March 1, 2010 -- The dull gray, monotony of existence never looked as uninviting as it does in this post-apocalyptic tale of global cooling and hiding from cannibals. I expected this movie to be totally depressing, but it isn't that bad. It is only 98 percent depressing. I was talking to this guy after the movie who said this should have been nominated for a Best Picture Academy Award instead of “The Blind Side,” but he would have liked it better if everyone had committed suicide at the end. That sums up one big problem with movie reviews. There are too many critics out there who hate uplifting films and who delight in gloom and doom.
Speaking of gloom and doom, that pretty well sums up this movie. Some kind of catastrophe has wiped out civilization and killed all the plants and animals in the world, except for people. The few people who are left are scrounging around for what's left of the canned food, or are killing and eating those people. The sky is perpetually dark and gray, as is most everything else. The colors are all desaturated in this movie, except for the flashback scenes which take place in the time before the catastrophe. It also rains most of the time, which makes no sense, but it the rain does amplify the film's dreary one-note mood.

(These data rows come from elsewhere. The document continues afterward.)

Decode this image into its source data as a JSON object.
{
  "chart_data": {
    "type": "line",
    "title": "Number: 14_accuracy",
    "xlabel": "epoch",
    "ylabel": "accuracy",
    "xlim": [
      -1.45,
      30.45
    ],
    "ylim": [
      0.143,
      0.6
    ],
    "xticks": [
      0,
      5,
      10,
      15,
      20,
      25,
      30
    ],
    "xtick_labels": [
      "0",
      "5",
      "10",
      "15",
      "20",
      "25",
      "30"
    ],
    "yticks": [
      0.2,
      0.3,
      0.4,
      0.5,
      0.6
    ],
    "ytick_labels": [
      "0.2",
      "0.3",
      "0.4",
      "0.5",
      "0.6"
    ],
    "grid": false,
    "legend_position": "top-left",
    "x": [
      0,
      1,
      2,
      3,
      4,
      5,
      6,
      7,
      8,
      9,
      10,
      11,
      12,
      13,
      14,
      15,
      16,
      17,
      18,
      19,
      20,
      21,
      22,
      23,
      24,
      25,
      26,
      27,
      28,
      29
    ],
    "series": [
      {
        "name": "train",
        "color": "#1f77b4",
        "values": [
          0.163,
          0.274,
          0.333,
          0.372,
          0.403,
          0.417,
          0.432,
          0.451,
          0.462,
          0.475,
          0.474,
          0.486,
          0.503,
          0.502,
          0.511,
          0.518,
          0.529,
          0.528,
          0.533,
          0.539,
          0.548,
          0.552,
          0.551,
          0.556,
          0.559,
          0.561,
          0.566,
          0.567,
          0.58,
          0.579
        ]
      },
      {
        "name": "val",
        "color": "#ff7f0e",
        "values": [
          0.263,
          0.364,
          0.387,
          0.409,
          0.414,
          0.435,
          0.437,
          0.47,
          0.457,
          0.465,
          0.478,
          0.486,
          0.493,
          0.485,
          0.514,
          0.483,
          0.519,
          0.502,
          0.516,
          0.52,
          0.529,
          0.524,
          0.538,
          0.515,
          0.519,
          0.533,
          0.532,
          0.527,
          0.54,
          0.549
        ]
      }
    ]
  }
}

Slogging through this nightmare existence are a father and his son, played by Viggo Mortensen of the “Lord of the Ring” movies and young Kodi Smit-McPhee. They push a shopping cart down the road loaded with their worldly possessions, searching for food and hiding from cannibals. Their one gun is down to its last two bullets, reserved for suicide if the cannibals get them. In one scene, they come across a farm and see a family that has committed suicide. In a house, they find a skeleton in a bed. “It's nothing you haven't seen before,” the father tells the boy. The young boy's mother, played by Charlize Theron of “Hancock” is seen only in the flashback scenes.
You can't really blame a person for becoming paranoid in this kind of situation. The father is clearly losing it, but the boy, miraculously, still has his humanity intact. He keeps asking his father, “Are we still the good guys?” It is a valid question as the father takes increasingly violent and heartless actions which he believes will protect his son. During their journey they see a number of cannibals, and a few others, including an old man, Eli (played by Robert Duvall of “Crazy Heart”). The father tells his son that he won't always be around. His son will have to learn to survive on his own.
The film has a distinctive, colorless gray look to it, and the sets and locations create a very end of the world look. The acting is very good by everyone involved. The problem is the story moans its one sad note for way too long. There is some attempt to create suspense, but that part of the film doesn't really work. I never did believe these two were ever in any danger. The film's ending is a bit of a surprise, but it isn't enough to make up for all the monotony that precedes it. This is one of those movies where some critics will try to convince you that this particular dreary artistic vision is worth you shelling out $10 bucks to witness. Others, like me for instance, say this film is not worth $10. More like $2. Pick up the DVD when it goes on sale cheap if you want the complete trilogy for your collection: “All the Pretty Horses,” “No Country for Old Men” and “The Road,” all based on three increasingly depressing novels of Cormac McCarthy. This film rates a C.